さてこの剥製、とっても欲しくなりましたがこれを母国 (スペイン) に持ち込むことができるか確信できなかったため、フォレースさんは土産物店で入念に観察させてもらい、写真も撮影し帰ってきました。
(実際のマカス・ママルの写真)
(image credit by Angel Morant Fores)
「マカスの標本の体長は35~40センチ、鼻先に口吻を持ち、足には水かきがあります。
マカスの標本が "Chironectes minimus (ミズオポッサム)" でないことは、ミズオポッサムのオス・メスの両性に育児嚢 (いくじのう) があるのに対し、この標本には育児嚢がないことで判断できます。
あらに言えば、マカスの標本は南米の知られているすべての有袋類と異なる特徴を持ちます、というのもマカスの標本は前肢に水かきをもちますが、ヤポック (ミズオポッサムの地元での呼称) は後肢にのみ水かきをもちます。

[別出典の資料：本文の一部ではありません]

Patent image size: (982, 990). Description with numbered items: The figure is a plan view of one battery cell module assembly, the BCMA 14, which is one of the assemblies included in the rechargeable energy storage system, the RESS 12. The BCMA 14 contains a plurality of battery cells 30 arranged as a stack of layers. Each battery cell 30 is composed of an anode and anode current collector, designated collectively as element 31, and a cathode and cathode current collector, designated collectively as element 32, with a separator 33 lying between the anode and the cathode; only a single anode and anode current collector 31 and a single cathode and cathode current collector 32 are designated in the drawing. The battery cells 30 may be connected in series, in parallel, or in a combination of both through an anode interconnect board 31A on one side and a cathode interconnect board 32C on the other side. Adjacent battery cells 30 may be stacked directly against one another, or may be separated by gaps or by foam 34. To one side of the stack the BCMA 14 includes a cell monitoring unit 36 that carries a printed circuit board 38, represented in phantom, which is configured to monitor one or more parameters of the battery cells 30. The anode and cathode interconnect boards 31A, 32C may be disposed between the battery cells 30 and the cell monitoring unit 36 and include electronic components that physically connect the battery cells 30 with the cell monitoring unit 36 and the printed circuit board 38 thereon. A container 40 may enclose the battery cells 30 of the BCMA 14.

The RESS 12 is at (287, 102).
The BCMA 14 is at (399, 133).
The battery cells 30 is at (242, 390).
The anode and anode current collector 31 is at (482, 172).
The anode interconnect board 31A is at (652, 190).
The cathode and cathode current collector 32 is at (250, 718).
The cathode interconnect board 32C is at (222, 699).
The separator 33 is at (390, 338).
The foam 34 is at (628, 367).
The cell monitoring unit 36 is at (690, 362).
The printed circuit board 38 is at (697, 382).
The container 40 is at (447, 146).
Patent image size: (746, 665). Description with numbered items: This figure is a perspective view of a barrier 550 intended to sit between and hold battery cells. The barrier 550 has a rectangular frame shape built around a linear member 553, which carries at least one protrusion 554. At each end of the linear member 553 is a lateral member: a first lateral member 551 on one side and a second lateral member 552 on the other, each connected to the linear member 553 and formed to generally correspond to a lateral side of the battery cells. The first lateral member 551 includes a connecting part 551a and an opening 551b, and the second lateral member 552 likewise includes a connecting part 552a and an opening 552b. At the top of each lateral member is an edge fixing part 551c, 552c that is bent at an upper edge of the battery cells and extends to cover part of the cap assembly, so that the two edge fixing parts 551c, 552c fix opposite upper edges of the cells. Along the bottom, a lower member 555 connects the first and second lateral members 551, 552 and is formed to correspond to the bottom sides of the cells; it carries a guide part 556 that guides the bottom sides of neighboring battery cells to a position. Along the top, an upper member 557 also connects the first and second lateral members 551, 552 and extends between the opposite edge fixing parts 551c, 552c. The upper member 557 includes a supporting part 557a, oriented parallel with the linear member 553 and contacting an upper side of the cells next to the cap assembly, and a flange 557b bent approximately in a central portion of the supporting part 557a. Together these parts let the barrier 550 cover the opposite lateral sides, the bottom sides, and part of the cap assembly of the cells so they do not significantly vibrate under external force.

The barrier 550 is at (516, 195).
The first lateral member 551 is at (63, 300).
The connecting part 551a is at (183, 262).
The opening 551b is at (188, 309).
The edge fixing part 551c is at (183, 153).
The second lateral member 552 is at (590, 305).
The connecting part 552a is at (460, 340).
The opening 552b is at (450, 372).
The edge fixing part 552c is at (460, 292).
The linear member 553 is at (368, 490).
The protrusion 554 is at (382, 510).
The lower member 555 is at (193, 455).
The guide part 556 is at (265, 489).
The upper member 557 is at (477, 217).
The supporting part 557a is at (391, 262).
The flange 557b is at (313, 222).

マカスの標本は齧歯類でないことは、齧歯類は口吻を持たないことで判別できます。
食虫類 (insectivore) でしょうか?そうですね、わたしが言えるのは南米に水棲の食虫類はいないということです、それらはすべてコミミトガリネズミ属 (Cryptotis) であり、樹上棲か陸棲です。

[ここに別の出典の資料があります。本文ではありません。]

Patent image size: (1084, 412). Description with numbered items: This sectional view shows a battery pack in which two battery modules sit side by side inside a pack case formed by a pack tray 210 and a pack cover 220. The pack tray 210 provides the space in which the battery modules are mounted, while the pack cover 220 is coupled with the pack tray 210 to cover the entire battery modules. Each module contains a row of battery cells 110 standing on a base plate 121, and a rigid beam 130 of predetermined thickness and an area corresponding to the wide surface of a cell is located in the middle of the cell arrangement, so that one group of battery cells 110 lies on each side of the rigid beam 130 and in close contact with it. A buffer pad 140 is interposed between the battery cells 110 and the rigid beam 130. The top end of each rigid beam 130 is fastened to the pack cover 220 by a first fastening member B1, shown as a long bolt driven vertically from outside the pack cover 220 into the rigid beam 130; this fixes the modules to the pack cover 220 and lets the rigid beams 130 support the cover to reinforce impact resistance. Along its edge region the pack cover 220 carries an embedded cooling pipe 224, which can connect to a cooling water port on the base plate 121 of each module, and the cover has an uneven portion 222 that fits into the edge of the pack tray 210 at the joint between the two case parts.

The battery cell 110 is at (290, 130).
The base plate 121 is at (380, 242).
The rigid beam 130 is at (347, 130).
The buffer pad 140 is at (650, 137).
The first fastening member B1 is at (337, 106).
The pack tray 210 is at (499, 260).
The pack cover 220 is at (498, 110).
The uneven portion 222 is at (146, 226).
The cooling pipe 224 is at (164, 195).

わたしはこの剥製がなんであるかを調査し、先住民族であるシュアール族からこの謎の生物が地元の河川ではふつうに見られる動物であるということを知りました」
(ミズオポッサムの剥製)
(image credit by Wikicommons)
ちなみにミズオポッサムはフォレースさんが描写している通りの動物で、メスだけでなくオスも育児嚢をもつ現存する唯一の有袋類です。
また前肢には水かきがなく、水かきがあるのは後肢のみです。
さて、この謎生物マカス・ママル、フォレースさんが5人の哺乳類学者に写真を送付し鑑定を依頼したところ1人が手を加えられたヤポックかヤポックそのもの、4人は分からないという返答でした。
諦めきれないフォレースさんはエクアドルの動物学者ディディエ・サンチェス (Didier Sanchez) さんを遠しし、現地に行って剥製を調査してくれるように依頼しました。
その結果ディディエさんからマカス・ママルは剥製師がヤポックに手を加えたもの、と判断したそうです。